Principle II · Compute
On-device archetype classification

Behavioural signals are observed, normalised, and classified inside the visitor's browser. The raw observations don't leave the device. What leaves the device is a small vector of normalised features and the classification output. The merchant's analytics surface receives a probabilistic archetype assignment, not a recording of what the visitor did.

This is the principle that does the most privacy work. The merchant gets an answer. The visitor's session detail isn't sent anywhere.
Principle III · Isolation
No cross-merchant correlation

Each merchant's data is isolated at every layer of the stack. The database enforces the isolation at the row level. The agent layer enforces it again at the query level. There is no shared visitor identifier and no shared training set. A Klaviyo integration on one merchant's store cannot see another merchant's data, even by accident, because there is no representation of it in the same scope.

04

The honest answer on returning visitors and cross-device

Cookieless can do some things well. It can recognise a returning visitor on the same browser. It can read enough behavioural pattern to assign archetype with growing confidence over multiple sessions. It can predict CLV from session one, because the prediction is conditioned on behaviour, not identity.

What cookieless cannot do is follow a single human across two devices unless that human chooses to identify themselves on both. There is no third-party identifier we could be using to do it. There is no signal we could correlate, because we deliberately built the system not to retain anything that would correlate.

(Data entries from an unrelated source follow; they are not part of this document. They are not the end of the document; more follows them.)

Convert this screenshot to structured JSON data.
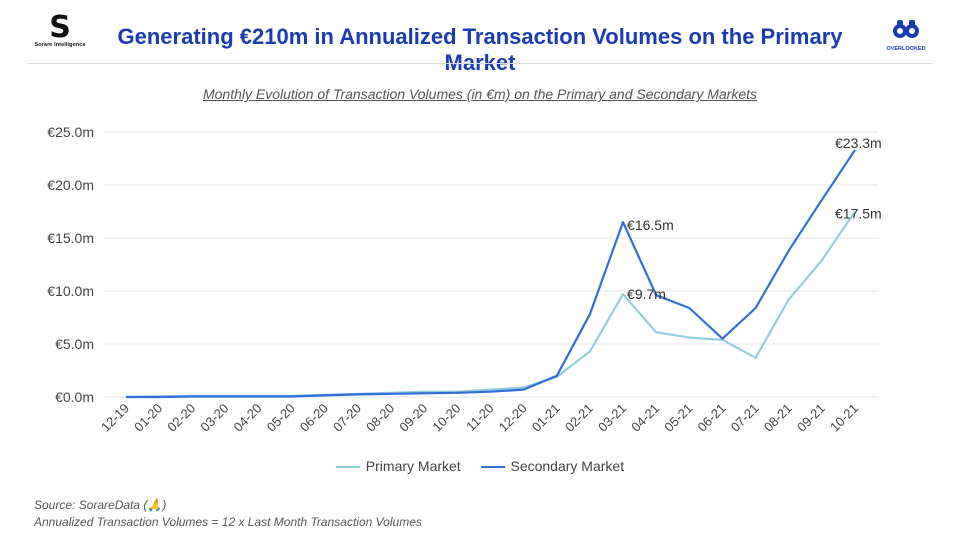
{
  "header": {
    "title": "Generating €210m in Annualized Transaction Volumes on the Primary Market",
    "left_logo_caption": "Sorare Intelligence",
    "right_logo_caption": "OVERLOOKED"
  },
  "colors": {
    "title": "#1a3bb3",
    "primary": "#92cddc",
    "secondary": "#2e6fd8",
    "grid": "#e6e6e6"
  },
  "chart_data": {
    "type": "line",
    "title": "Monthly Evolution of Transaction Volumes (in €m) on the Primary and Secondary Markets",
    "xlabel": "",
    "ylabel": "",
    "categories": [
      "12-19",
      "01-20",
      "02-20",
      "03-20",
      "04-20",
      "05-20",
      "06-20",
      "07-20",
      "08-20",
      "09-20",
      "10-20",
      "11-20",
      "12-20",
      "01-21",
      "02-21",
      "03-21",
      "04-21",
      "05-21",
      "06-21",
      "07-21",
      "08-21",
      "09-21",
      "10-21"
    ],
    "series": [
      {
        "name": "Primary Market",
        "values": [
          0.0,
          0.05,
          0.1,
          0.1,
          0.1,
          0.1,
          0.2,
          0.3,
          0.4,
          0.5,
          0.5,
          0.7,
          0.9,
          1.9,
          4.3,
          9.7,
          6.1,
          5.6,
          5.4,
          3.7,
          9.2,
          12.9,
          17.5
        ]
      },
      {
        "name": "Secondary Market",
        "values": [
          0.0,
          0.0,
          0.05,
          0.05,
          0.05,
          0.05,
          0.15,
          0.25,
          0.3,
          0.35,
          0.4,
          0.5,
          0.7,
          2.0,
          7.8,
          16.5,
          9.6,
          8.4,
          5.5,
          8.4,
          13.8,
          18.6,
          23.3
        ]
      }
    ],
    "ylim": [
      0,
      25
    ],
    "yticks": [
      0,
      5,
      10,
      15,
      20,
      25
    ],
    "ytick_labels": [
      "€0.0m",
      "€5.0m",
      "€10.0m",
      "€15.0m",
      "€20.0m",
      "€25.0m"
    ],
    "grid": true,
    "legend_position": "bottom",
    "annotations": [
      {
        "series": "Secondary Market",
        "category": "03-21",
        "text": "€16.5m"
      },
      {
        "series": "Primary Market",
        "category": "03-21",
        "text": "€9.7m"
      },
      {
        "series": "Secondary Market",
        "category": "10-21",
        "text": "€23.3m"
      },
      {
        "series": "Primary Market",
        "category": "10-21",
        "text": "€17.5m"
      }
    ]
  },
  "footnotes": {
    "source": "Source: SorareData (🙏)",
    "method": "Annualized Transaction Volumes = 12 x Last Month Transaction Volumes"
  }
}
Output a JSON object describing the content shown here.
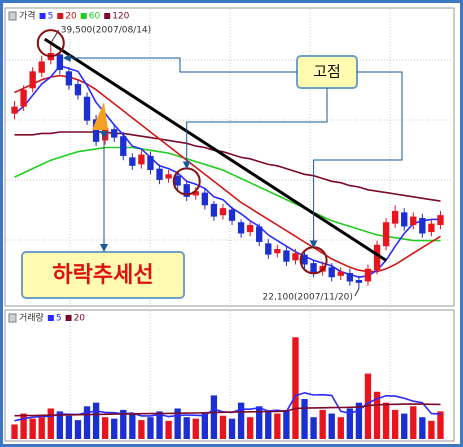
{
  "chart_data": [
    {
      "type": "candlestick",
      "name": "가격",
      "categories": [
        null,
        null,
        null,
        null,
        null,
        null,
        null,
        null,
        null,
        null,
        null,
        null,
        null,
        null,
        null,
        null,
        null,
        null,
        null,
        null,
        null,
        null,
        null,
        null,
        null,
        null,
        null,
        null,
        null,
        null,
        null,
        null,
        null,
        null,
        null,
        null,
        null,
        null,
        null,
        null,
        null,
        null,
        null,
        null,
        null,
        null,
        null,
        null
      ],
      "open": [
        34500,
        35000,
        36300,
        37400,
        38300,
        38700,
        37500,
        36600,
        35700,
        34100,
        32600,
        33400,
        32900,
        31400,
        30900,
        31500,
        30600,
        29900,
        30100,
        29500,
        28700,
        28900,
        28100,
        27300,
        27700,
        26800,
        26100,
        26500,
        25300,
        24600,
        24800,
        24100,
        24500,
        23900,
        23300,
        23600,
        23000,
        23200,
        22700,
        22600,
        23400,
        25100,
        26700,
        27500,
        26600,
        27100,
        26100,
        26600
      ],
      "high": [
        35400,
        36500,
        37800,
        38600,
        39500,
        38900,
        37800,
        36900,
        36000,
        34400,
        33900,
        33700,
        33200,
        31700,
        31900,
        31800,
        30900,
        30500,
        30400,
        29700,
        29300,
        29200,
        28300,
        28100,
        27900,
        27000,
        26900,
        26700,
        25600,
        25200,
        25100,
        24900,
        24700,
        24100,
        24000,
        23900,
        23600,
        23500,
        23000,
        23800,
        25500,
        27100,
        28000,
        27800,
        27500,
        27400,
        27000,
        27600
      ],
      "low": [
        34100,
        34700,
        36000,
        37100,
        38000,
        37300,
        36200,
        35500,
        33700,
        32200,
        32300,
        32500,
        31200,
        30500,
        30600,
        30200,
        29500,
        29600,
        29100,
        28300,
        28400,
        27700,
        26900,
        27000,
        26600,
        25700,
        25800,
        25100,
        24200,
        24300,
        23700,
        23800,
        23500,
        22900,
        23000,
        22600,
        22700,
        22300,
        22100,
        22300,
        23100,
        24800,
        26400,
        26200,
        26300,
        25700,
        25800,
        26300
      ],
      "close": [
        35000,
        36200,
        37500,
        38200,
        38800,
        37600,
        36500,
        35800,
        34000,
        32500,
        33500,
        32800,
        31500,
        30800,
        31600,
        30500,
        29800,
        30200,
        29400,
        28600,
        29000,
        28000,
        27200,
        27800,
        26900,
        26000,
        26600,
        25400,
        24500,
        24900,
        24000,
        24600,
        23800,
        23200,
        23700,
        22900,
        23300,
        22600,
        22500,
        23500,
        25200,
        26800,
        27600,
        26500,
        27200,
        26000,
        26700,
        27300
      ],
      "up_color": "#e8141e",
      "down_color": "#1c2fd0",
      "series": [
        {
          "name": "5",
          "color": "#2b2bff",
          "values": [
            34500,
            35000,
            35800,
            36600,
            37100,
            37900,
            37700,
            37500,
            36500,
            35300,
            34500,
            33700,
            33000,
            32200,
            32000,
            31400,
            30800,
            30600,
            30300,
            29700,
            29500,
            29200,
            28600,
            28400,
            27800,
            27400,
            26900,
            26500,
            25900,
            25500,
            25100,
            24700,
            24400,
            24100,
            23900,
            23700,
            23300,
            23100,
            22900,
            23000,
            23400,
            24100,
            25100,
            26000,
            26700,
            26900,
            27000,
            27000
          ]
        },
        {
          "name": "20",
          "color": "#d01818",
          "values": [
            36000,
            36300,
            36600,
            36900,
            37100,
            37200,
            37100,
            36900,
            36600,
            36200,
            35700,
            35200,
            34700,
            34200,
            33700,
            33200,
            32700,
            32200,
            31700,
            31200,
            30700,
            30200,
            29700,
            29200,
            28700,
            28200,
            27800,
            27400,
            27000,
            26600,
            26200,
            25800,
            25400,
            25000,
            24600,
            24200,
            23900,
            23600,
            23400,
            23300,
            23300,
            23500,
            23800,
            24200,
            24600,
            25000,
            25400,
            25800
          ]
        },
        {
          "name": "60",
          "color": "#22cc22",
          "values": [
            30000,
            30300,
            30600,
            30900,
            31200,
            31400,
            31600,
            31800,
            31900,
            32000,
            32100,
            32100,
            32100,
            32100,
            32000,
            31900,
            31800,
            31700,
            31500,
            31300,
            31100,
            30900,
            30700,
            30500,
            30200,
            29900,
            29600,
            29300,
            29000,
            28700,
            28400,
            28100,
            27800,
            27500,
            27200,
            26900,
            26700,
            26500,
            26300,
            26100,
            25900,
            25800,
            25700,
            25600,
            25500,
            25500,
            25500,
            25500
          ]
        },
        {
          "name": "120",
          "color": "#7a0a28",
          "values": [
            33000,
            33000,
            33000,
            33100,
            33100,
            33200,
            33200,
            33200,
            33200,
            33200,
            33200,
            33100,
            33100,
            33000,
            32900,
            32800,
            32700,
            32600,
            32500,
            32400,
            32200,
            32100,
            31900,
            31800,
            31600,
            31400,
            31300,
            31100,
            30900,
            30800,
            30600,
            30400,
            30200,
            30100,
            29900,
            29700,
            29600,
            29400,
            29300,
            29100,
            29000,
            28900,
            28800,
            28700,
            28600,
            28500,
            28400,
            28300
          ]
        }
      ],
      "ylim": [
        21000,
        41000
      ],
      "annotations": [
        "39,500(2007/08/14)",
        "고점",
        "하락추세선",
        "22,100(2007/11/20)"
      ]
    },
    {
      "type": "bar",
      "name": "거래량",
      "categories": [
        null,
        null,
        null,
        null,
        null,
        null,
        null,
        null,
        null,
        null,
        null,
        null,
        null,
        null,
        null,
        null,
        null,
        null,
        null,
        null,
        null,
        null,
        null,
        null,
        null,
        null,
        null,
        null,
        null,
        null,
        null,
        null,
        null,
        null,
        null,
        null,
        null,
        null,
        null,
        null,
        null,
        null,
        null,
        null,
        null,
        null,
        null,
        null
      ],
      "values": [
        200,
        350,
        280,
        300,
        420,
        380,
        320,
        260,
        450,
        500,
        300,
        280,
        400,
        350,
        260,
        300,
        380,
        250,
        420,
        300,
        280,
        350,
        600,
        320,
        280,
        500,
        300,
        450,
        380,
        350,
        400,
        1400,
        550,
        300,
        400,
        350,
        300,
        420,
        500,
        900,
        650,
        500,
        400,
        350,
        450,
        300,
        250,
        380
      ],
      "series": [
        {
          "name": "5",
          "color": "#2b2bff",
          "values": [
            250,
            280,
            300,
            310,
            310,
            346,
            340,
            336,
            366,
            386,
            366,
            362,
            346,
            358,
            318,
            318,
            338,
            308,
            322,
            330,
            326,
            320,
            410,
            374,
            366,
            410,
            410,
            430,
            386,
            396,
            376,
            596,
            636,
            606,
            610,
            600,
            381,
            353,
            394,
            494,
            554,
            594,
            590,
            560,
            520,
            500,
            350,
            346
          ]
        },
        {
          "name": "20",
          "color": "#7a0a28",
          "values": [
            320,
            322,
            324,
            326,
            328,
            330,
            332,
            334,
            336,
            338,
            340,
            342,
            344,
            346,
            348,
            350,
            350,
            352,
            354,
            356,
            358,
            360,
            365,
            368,
            370,
            372,
            374,
            376,
            378,
            380,
            385,
            420,
            425,
            428,
            430,
            432,
            434,
            436,
            440,
            460,
            470,
            475,
            478,
            480,
            482,
            480,
            478,
            476
          ]
        }
      ],
      "ylim": [
        0,
        1500
      ]
    }
  ]
}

If a visitor reaches a storefront on their phone, signs up for a newsletter with their email, and then returns on their laptop, we can connect those two sessions through the email they explicitly provided. That's first-party identity, freely given. That's the right kind of identity to build on.

If a visitor returns on a different browser without identifying themselves, we treat them as a new visitor. We say so when the merchant asks. Most cookieless tools don't.

05

What the compliance picture looks like

GDPR is satisfied because consent is collected, the legal basis for processing is documented, and the data-minimisation principle is honoured at the architecture level. CCPA is satisfied because the visitor's rights of access, deletion, and opt-out are operational, not paperwork. Shopify's Customer Privacy API is the input that controls what we do; the tracker reads the consent state the storefront publishes and behaves accordingly.

What we don't do is treat compliance as a marketing checkbox. The constraints the regulations describe are the constraints we built to. There isn't a separate "GDPR mode" that turns features off in EU traffic. The mode is on for everyone, because the architecture doesn't permit anything else.

Every analytics tool will tell you they're privacy-first. Most of them mean they read the GDPR PDF once. We mean the raw behavioural data never leaves the shopper's browser.